Depuis les années 1950, on a assisté à la lente réinvention d’une vision antijuive du monde, à l’invention d’une judéophobie post-nazie paradoxale, car recyclant nombre de croyances et de représentations empruntées à l’antisémitisme nazi, intégrées dans la vision dite «antisioniste». Cette nouvelle configuration antijuive apparaît dès lors à la fois comme post-nazie et néo-nazie. La création de l’État d’Israël le 14 mai 1948, en dépit du refus arabe et musulman qui s’est traduit par une série de conflits armés, a été dénoncée comme une «catastrophe» ou un crime par les ennemis du projet sioniste. La rediabolisation des Juifs s’est opérée sur la base de la diabolisation d’Israël et du «sionisme», fantasmé d’une façon complotiste comme «sionisme mondial», c’est-à-dire comme marquant et masquant le projet juif de domination universelle. Corrélativement, alors que les Palestiniens ont été mythifiés en tant que victimes faisant partie d’un peuple-martyr, les «sionistes» ont été criminalisés par les propagandes antisionistes. L’antisionisme radical ou exterminateur représente la plus récente forme historique prise par la haine des Juifs, qu’on l’appelle antijudaïsme, judéophobie, antisémitisme ou «judéomisie». Son objectif est de légitimer la destruction d’Israëlet de réaliser un «nettoyage ethnique» antijuif de la «Palestine libérée», en banalisant l’assimilation polémique d’Israël à un «Etat raciste» ou d’«apartheid», «colonialiste», «criminel» et «génocidaire», tout en «sionisant», c’est-à-dire en démonisant, tous les Juifs, considérés comme des ennemis du genre humain qu’il s’agit dès lors d’exterminer. L’antisionisme radical est une machine à éradiquer.

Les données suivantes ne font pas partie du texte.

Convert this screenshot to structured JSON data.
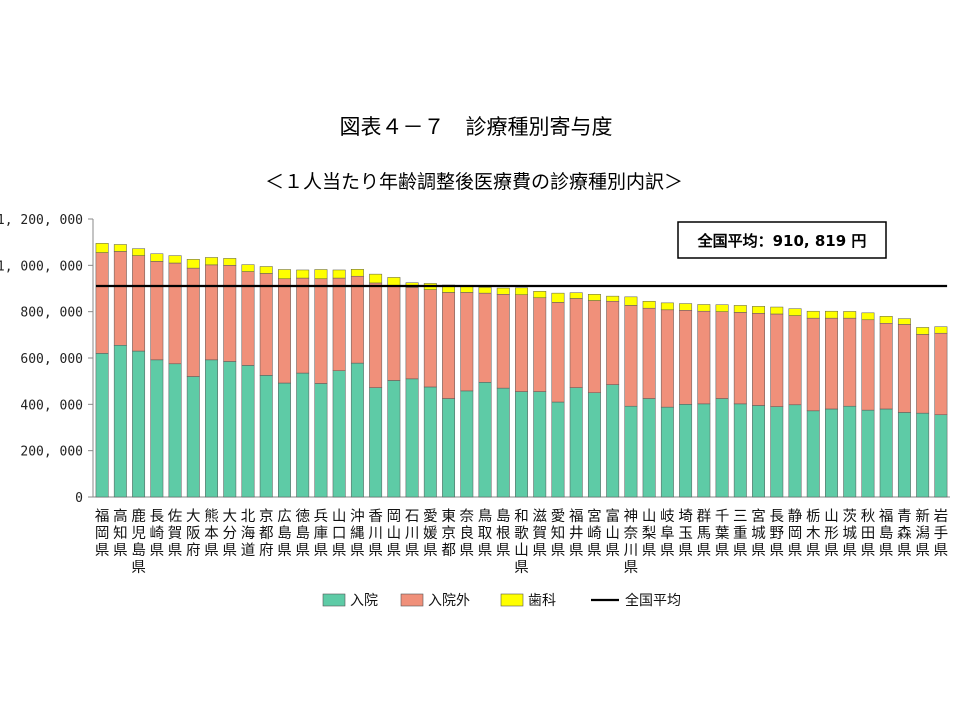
{
  "chart_data": {
    "type": "bar",
    "stacked": true,
    "title": "図表４－７　診療種別寄与度",
    "subtitle": "＜１人当たり年齢調整後医療費の診療種別内訳＞",
    "ylim": [
      0,
      1200000
    ],
    "yticks": [
      "0",
      "200, 000",
      "400, 000",
      "600, 000",
      "800, 000",
      "1, 000, 000",
      "1, 200, 000"
    ],
    "ytick_values": [
      0,
      200000,
      400000,
      600000,
      800000,
      1000000,
      1200000
    ],
    "grid": false,
    "legend_position": "bottom",
    "categories": [
      "福岡県",
      "高知県",
      "鹿児島県",
      "長崎県",
      "佐賀県",
      "大阪府",
      "熊本県",
      "大分県",
      "北海道",
      "京都府",
      "広島県",
      "徳島県",
      "兵庫県",
      "山口県",
      "沖縄県",
      "香川県",
      "岡山県",
      "石川県",
      "愛媛県",
      "東京都",
      "奈良県",
      "鳥取県",
      "島根県",
      "和歌山県",
      "滋賀県",
      "愛知県",
      "福井県",
      "宮崎県",
      "富山県",
      "神奈川県",
      "山梨県",
      "岐阜県",
      "埼玉県",
      "群馬県",
      "千葉県",
      "三重県",
      "宮城県",
      "長野県",
      "静岡県",
      "栃木県",
      "山形県",
      "茨城県",
      "秋田県",
      "福島県",
      "青森県",
      "新潟県",
      "岩手県"
    ],
    "series": [
      {
        "name": "入院",
        "color": "#5ecba6",
        "values": [
          620000,
          655000,
          630000,
          592000,
          575000,
          520000,
          592000,
          585000,
          568000,
          525000,
          492000,
          535000,
          490000,
          545000,
          578000,
          472000,
          503000,
          510000,
          475000,
          425000,
          458000,
          495000,
          470000,
          455000,
          455000,
          410000,
          472000,
          450000,
          485000,
          392000,
          425000,
          388000,
          400000,
          402000,
          425000,
          402000,
          395000,
          390000,
          398000,
          372000,
          380000,
          392000,
          375000,
          380000,
          365000,
          362000,
          355000
        ]
      },
      {
        "name": "入院外",
        "color": "#f0907a",
        "values": [
          435000,
          405000,
          412000,
          425000,
          435000,
          468000,
          410000,
          415000,
          405000,
          440000,
          450000,
          410000,
          452000,
          400000,
          375000,
          452000,
          410000,
          395000,
          420000,
          458000,
          425000,
          385000,
          405000,
          418000,
          405000,
          430000,
          385000,
          398000,
          360000,
          435000,
          390000,
          420000,
          406000,
          400000,
          375000,
          395000,
          398000,
          400000,
          385000,
          400000,
          392000,
          380000,
          390000,
          370000,
          380000,
          340000,
          352000
        ]
      },
      {
        "name": "歯科",
        "color": "#ffff00",
        "values": [
          40000,
          30000,
          30000,
          33000,
          32000,
          38000,
          32000,
          30000,
          30000,
          30000,
          40000,
          35000,
          40000,
          35000,
          30000,
          38000,
          35000,
          20000,
          27000,
          32000,
          30000,
          25000,
          27000,
          30000,
          28000,
          40000,
          25000,
          27000,
          22000,
          37000,
          30000,
          30000,
          29000,
          29000,
          30000,
          30000,
          30000,
          30000,
          30000,
          30000,
          30000,
          29000,
          30000,
          30000,
          25000,
          30000,
          28000
        ]
      }
    ],
    "average": {
      "name": "全国平均",
      "value": 910819,
      "color": "#000000"
    },
    "annotation": "全国平均：910, 819 円"
  }
}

Le génocide n’est pas ce qu’Israël a commis à Gaza, mais ce que ses ennemis désiraient.
La riposte militaire d’Israël au méga-pogrom du 7 octobre 2023 comme une opération de dénazification de la bande de Gaza. Mais l’inversion victimaire n’a guère tardé à surgir dans les discours de propagande antisionistes. Les milieux occidentaux gauchistes ralliés à l’islamo-palestinisme, notamment dans le monde universitaire et le monde culturel, se sont mis à accuser Israël, victime d’un massacred’inspiration génocidaire et donc en état de légitime défense, d’accomplir un «génocide» dans la bande de Gaza. En l’absence d’une intention génocidaire susceptible d’être prouvée, l’accusation relève de la propagande de guerre, dans laquelle tous les mensonges sont permis. Le 29 décembre 2023, l’Afrique du Sud n’en a pas moins déposé auprès de la Cour internationale de justice (CIJ) de La Haye une plainte contre l’État d’Israël pour «actes génocidaires commis contre le peuple palestinien». La nazification du «sionisme» et d’Israël est ainsi repartie de plus belle. En conclusion, tel est l’horizon génocidaire de l’antisionisme devenu une vision du monde structurée par la diabolisation de l’ennemi unique (le Juif-sioniste) et un programme de «purification» du genre humain, impliquant la destruction de «l’entité cancéreuse» nommée Israël.